Naquela viagem breve e corrida, levávamos o convite para que o arcebispo de Olinda e Recife viesse a João Pessoa conversar com os nossos colegas.
Quando chegamos a Manguinhos, a primeira coisa que chamou a minha atenção foi a absoluta simplicidade do lugar onde Dom Hélder trabalhava.
Uma figura com a dimensão dele, de projeção internacional, vivia ali pobremente. Que bom! Dom Hélder vivia como um verdadeiro cristão!

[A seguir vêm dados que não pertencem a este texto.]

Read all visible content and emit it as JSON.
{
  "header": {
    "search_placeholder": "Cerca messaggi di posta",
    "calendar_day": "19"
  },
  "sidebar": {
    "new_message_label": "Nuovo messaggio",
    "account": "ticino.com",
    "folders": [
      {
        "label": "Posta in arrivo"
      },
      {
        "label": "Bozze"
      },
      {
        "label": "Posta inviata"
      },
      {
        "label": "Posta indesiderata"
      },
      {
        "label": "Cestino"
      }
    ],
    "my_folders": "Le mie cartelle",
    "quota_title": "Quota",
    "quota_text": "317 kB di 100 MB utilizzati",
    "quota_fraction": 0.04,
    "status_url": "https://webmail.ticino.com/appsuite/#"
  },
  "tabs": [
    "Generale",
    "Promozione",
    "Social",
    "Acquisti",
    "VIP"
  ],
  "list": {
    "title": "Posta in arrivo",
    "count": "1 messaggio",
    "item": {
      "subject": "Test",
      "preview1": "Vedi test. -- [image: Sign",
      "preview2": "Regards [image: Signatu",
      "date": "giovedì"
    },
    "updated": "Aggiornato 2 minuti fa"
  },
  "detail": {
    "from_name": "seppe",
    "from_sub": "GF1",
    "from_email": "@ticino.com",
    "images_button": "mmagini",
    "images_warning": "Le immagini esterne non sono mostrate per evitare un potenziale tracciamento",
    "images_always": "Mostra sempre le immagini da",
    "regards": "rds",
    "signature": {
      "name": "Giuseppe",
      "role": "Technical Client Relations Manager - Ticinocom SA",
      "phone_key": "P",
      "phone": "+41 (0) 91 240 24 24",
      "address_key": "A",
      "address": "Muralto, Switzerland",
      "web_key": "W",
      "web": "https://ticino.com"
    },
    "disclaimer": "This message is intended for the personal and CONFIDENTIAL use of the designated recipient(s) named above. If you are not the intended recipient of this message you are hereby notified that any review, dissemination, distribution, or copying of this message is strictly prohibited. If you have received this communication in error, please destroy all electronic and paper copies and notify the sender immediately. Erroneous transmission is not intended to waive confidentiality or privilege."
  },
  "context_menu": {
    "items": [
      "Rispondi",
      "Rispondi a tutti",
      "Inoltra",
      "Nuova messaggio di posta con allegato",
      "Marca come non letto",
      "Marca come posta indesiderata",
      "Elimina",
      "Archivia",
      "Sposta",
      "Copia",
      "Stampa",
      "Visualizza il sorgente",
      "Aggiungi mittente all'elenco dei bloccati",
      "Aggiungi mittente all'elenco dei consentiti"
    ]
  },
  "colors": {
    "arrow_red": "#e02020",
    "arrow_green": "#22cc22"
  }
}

Logo fomos recebidos. Lá veio o arcebispo com os braços abertos a nos acolher e perguntar: "Meus filhos, o que vocês querem de mim?". E fizemos o convite.
Dom Hélder foi claro em sua resposta: "Eu não vou. Agradeço, mas não posso ir. Cajá está preso por minha causa e não quero que isto aconteça com outros estudantes".
Na recusa de Dom Hélder Câmara ao nosso convite havia a confirmação do que muitos diziam: a prisão arbitrária do estudante Edival Nunes da Silva era uma represália do regime militar à sua atuação como integrante do chamado clero progressista.
Voltamos para João Pessoa frustrados porque ouvimos um não de Dom Hélder. Mas gratificados porque saíramos de um encontro inesquecível. A voz, o abraço, a franqueza, a simplicidade, a firmeza. Tudo apontava para a grandeza daquele homem.